QBot Now Attacks Using Black Basta Ransomware
The Ransomware Operation Is Now Able to Propagate Laterally Across Hijacked Business Networks.
QBot is a banking virus active since 2007 that steals user data and banking credentials. The malware contains novel distribution methods, C2 tactics, and anti-analysis characteristics. Some campaigns distribute Qbot directly, but it’s also a supplementary payload for Emotet.
QBot (QuakBot) is a Windows malware that steals bank credentials, and Windows domain credentials, and delivers further malware payloads on infected devices.
The Black Basta ransomware operation has teamed up with the QBot malware operation in order to propagate laterally across business networks that have been hijacked.
Phishing attempts that include malicious attachments are the typical vector via which Qbot infects its victims. In spite of the fact that it began as a banking trojan, it has been involved in a number of partnerships with other ransomware gangs, some of which include MegaCortex, ProLock, DoppelPaymer, and Egregor.
Black Basta is a relatively new ransomware operation that got off to a very good start, penetrating a huge number of enterprises in a very short amount of time while simultaneously demanding significant ransom payments.

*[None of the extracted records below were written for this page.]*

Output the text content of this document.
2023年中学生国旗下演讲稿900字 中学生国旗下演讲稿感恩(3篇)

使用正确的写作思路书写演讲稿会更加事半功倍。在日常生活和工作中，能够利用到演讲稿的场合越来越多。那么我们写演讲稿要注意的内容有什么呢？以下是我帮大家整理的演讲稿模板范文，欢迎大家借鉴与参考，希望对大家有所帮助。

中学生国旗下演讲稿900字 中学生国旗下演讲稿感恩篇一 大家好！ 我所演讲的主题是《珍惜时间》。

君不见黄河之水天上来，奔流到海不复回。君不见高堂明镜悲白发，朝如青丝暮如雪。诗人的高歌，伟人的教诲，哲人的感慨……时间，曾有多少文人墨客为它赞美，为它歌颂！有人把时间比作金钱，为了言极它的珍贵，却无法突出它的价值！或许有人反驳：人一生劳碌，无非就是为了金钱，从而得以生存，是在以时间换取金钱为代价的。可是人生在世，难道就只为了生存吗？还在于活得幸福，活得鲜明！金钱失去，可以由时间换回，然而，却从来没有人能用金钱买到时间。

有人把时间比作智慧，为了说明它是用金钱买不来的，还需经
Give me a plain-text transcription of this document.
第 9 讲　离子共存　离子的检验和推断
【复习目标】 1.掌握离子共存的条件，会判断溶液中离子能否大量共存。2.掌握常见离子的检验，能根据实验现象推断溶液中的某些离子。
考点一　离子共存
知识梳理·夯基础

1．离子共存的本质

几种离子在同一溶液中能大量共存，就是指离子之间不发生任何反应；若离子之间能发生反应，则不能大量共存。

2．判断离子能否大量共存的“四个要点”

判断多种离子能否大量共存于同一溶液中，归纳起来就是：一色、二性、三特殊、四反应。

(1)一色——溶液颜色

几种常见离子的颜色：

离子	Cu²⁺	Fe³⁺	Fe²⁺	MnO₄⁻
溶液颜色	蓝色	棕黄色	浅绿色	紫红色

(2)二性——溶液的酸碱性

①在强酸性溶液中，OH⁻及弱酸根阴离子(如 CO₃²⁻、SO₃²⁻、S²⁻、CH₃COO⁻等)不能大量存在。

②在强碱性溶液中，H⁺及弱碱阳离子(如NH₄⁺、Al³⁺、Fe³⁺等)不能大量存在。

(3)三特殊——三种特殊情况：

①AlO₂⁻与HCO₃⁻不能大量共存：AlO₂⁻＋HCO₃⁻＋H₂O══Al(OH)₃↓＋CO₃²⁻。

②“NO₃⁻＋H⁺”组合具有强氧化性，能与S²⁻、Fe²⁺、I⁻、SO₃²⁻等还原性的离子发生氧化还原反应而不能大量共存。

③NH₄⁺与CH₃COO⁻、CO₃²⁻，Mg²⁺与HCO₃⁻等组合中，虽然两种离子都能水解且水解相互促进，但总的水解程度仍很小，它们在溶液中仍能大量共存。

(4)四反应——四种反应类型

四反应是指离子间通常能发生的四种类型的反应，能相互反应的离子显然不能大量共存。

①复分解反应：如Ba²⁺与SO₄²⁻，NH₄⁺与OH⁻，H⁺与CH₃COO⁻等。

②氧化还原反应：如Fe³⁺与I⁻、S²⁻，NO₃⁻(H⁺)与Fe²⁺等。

According to BleepingComputer, the analysts from the NCC Group made the discovery of the new alliance between Qakbot and Black Basta during a recent incident response. During this incident response, the analysts were able to identify the strategies used by the threat actor.
Black Basta are a ransomware group who have recently emerged, with the first public reports of attacks occurring in April this year. As is popular with other ransomware groups, Black Basta uses double-extortion attacks where data is first exfiltrated from the network before the ransomware is deployed. The threat actor then threatens to leak the data on the “Black Basta Blog” or “Basta News” Tor site. There are two Tor sites used by Black Basta, one which leaks stolen data and one which the victims can use to contact the ransomware operators. The latter site is provided in the ransom note which is dropped by the ransomware executable.
According to the NCC, the Black Basta gang used QBot not for the initial access that ransomware gangs generally employ, but rather for the purpose of spreading laterally across the network, which means that the virus installs a temporary service on the target host and configures it to run its DLL using the program regsvr32.exe. It does this all across the network.
Once Qakbot is operational, it is able to infect network shares and drives, brute-force Active Directory accounts, or use the SMB (Server Message Block) file-sharing protocol to create copies of itself or spread via default admin shares using current user credentials. It can also infect AD accounts by using the SMB file-sharing protocol.